We met up in the evening to pootle along to the festival and catch some of the acts. We saw The Left Hand, who were very good. We saw some other stuff, which I didn’t understand. And by not understanding I don’t mean to say that they were dealing in musical concepts which were beyond my comprehension, I mean “I don’t understand why they are here playing to these people whilst we have to wait until 1 o’clock in the morning to play to no one at all". 

It surprised me:
I once saw a Kiss Tribute band. Ronnie Barker was Gene Simmons. 100% of FACT.

We got to the Elevator bar at about 10.30pm. There were probably about 40 people in at the time. Not sure who played. But about 20% of the crowd left. Then another band, who did for another 20%. Repeat. By the time we went on there was only two punters remaining, one of whom was the redoubtable and indefatigable Tony, the power behind the excellent Liverpool Bands website and facebook page, who had come all the way from Yorkshire and had hung on to see us. We finally got on the stage at 1.30am and started playing at 1.40am. It was not a vintage performance, but we got through everything facing the right way and without any accidents. Well done us.

The sound guys seemed to enjoy it. The bar staff seemed to enjoy it, our much put-upon and abused venue liaison lady enjoyed it and Tony enjoyed it. We spread a little happiness. Well done everyone.

Am I keen to do it again? Not if the stars align in the same way. Am I disappointed that yet again we get stiffed in the scheduling department; yes I am.

Am I looking forward to tonight’s performance in the Lomax, which we organised ourselves? Sweet Jesus Corbett yes I am. I’m going to rock my prosthetic cock off.

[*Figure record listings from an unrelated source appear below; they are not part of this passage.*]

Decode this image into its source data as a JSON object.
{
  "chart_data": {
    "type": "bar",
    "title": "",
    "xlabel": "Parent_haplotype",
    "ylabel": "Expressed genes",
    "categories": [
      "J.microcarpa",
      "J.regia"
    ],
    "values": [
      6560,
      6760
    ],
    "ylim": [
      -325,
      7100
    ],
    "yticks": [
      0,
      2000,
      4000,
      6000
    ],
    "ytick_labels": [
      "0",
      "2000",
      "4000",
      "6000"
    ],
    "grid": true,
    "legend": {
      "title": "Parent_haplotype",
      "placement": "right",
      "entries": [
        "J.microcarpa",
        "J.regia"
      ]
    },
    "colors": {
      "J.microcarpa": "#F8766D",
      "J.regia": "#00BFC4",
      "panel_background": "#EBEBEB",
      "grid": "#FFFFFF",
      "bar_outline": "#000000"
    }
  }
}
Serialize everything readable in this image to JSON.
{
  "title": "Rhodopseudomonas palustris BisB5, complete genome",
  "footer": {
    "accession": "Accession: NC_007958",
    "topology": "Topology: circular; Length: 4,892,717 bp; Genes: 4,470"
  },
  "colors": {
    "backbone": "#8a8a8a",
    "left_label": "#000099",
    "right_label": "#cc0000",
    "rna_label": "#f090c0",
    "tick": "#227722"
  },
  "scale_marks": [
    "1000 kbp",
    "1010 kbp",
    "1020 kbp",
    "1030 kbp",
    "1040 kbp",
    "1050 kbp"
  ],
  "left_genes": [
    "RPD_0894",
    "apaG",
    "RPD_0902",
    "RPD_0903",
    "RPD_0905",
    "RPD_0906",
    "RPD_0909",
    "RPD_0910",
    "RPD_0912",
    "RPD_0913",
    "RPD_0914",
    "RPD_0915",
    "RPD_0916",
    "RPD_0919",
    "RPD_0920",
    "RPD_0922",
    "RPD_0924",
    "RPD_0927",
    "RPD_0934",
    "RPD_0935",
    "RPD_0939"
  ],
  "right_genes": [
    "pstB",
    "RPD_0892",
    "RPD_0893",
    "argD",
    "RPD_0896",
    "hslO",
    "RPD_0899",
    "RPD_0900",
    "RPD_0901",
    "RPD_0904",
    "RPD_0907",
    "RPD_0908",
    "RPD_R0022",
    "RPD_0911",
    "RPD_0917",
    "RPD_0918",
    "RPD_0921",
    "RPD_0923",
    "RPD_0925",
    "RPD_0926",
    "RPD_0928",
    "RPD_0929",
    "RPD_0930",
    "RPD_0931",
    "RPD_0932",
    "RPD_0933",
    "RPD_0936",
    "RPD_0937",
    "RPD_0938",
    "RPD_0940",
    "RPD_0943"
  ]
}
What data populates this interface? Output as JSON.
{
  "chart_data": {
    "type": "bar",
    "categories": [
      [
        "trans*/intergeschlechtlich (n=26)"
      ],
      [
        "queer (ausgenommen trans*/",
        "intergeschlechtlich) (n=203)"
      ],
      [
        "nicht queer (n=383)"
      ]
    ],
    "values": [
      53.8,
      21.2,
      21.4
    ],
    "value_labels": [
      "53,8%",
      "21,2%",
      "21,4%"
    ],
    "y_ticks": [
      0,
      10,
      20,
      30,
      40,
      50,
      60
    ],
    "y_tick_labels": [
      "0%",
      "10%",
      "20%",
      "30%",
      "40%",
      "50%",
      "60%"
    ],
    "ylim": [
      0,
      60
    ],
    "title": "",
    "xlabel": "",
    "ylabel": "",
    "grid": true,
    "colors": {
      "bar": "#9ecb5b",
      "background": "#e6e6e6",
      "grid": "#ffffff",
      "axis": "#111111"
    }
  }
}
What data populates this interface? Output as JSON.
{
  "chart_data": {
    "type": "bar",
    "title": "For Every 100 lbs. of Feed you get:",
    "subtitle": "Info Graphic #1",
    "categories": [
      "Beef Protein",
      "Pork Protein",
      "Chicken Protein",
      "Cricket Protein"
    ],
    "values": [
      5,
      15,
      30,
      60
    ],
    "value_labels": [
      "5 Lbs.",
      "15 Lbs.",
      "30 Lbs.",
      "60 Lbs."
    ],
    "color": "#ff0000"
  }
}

You see if I don’t.

Friday 27 January 2012

Relentlessly fabulous gravy training.

Thought I would give the New Year a chance to show me what it’s got before I started blathering on about anything. So far it has shown me nothing that previous years haven’t. January is cold and I’m broke. Thanks 2012, I see, I see very well.

In music news we’ve been beavering away recording stuff in Andy’s studio and it is sounding pretty immense. We still have some mixing to do and some artwork to finalise but the final thing should be ready in March. And in March we will be doing a gig in the Lomax to launch it. You heard it here first, unless you already knew, in which case you didn’t. If you feel the need to tell me that you already knew then feel free but know this: I already knew you knew. How does knowing that make you feel? Guess what: I already know.

Our plans have changed somewhat from before. Instead of one album for 2012 we’ll be doing two EPs. Track listing for the first one is:

  1. Curtains
  2. Kompressor
  3. Frank Bloke
  4. Suburban Regeneration Project
  5. Wear and Replace

That’s a preliminary running order there, so don’t be surprised if it changes. That’s what you’re getting though and it is going to rock your little corner of the world. If you listen to it. It is primarily an aural experience. So if you’re not going to listen to it don’t come crying to me if you find your world has not been rocked. Of course if it does rock your world and you haven’t actually listened to it I would like to know what you were doing with it in order for that to happen. If you want to send photographic evidence feel free.

We’re also lining up to play in the Lomax on the 17th of February. Not sure quite who will be on, but I need to get out and make some noise. I can hear my suit sobbing in the wardrobe, it keeps asking me why we don’t go out anymore. There’s only so many times you can tell a suit to be patient and I think we are nearing that number. Poor thing. It misses the excitement, the tension and the heavy lifting. So come along and make my suit feel wanted and loved. It thrives on affirmation.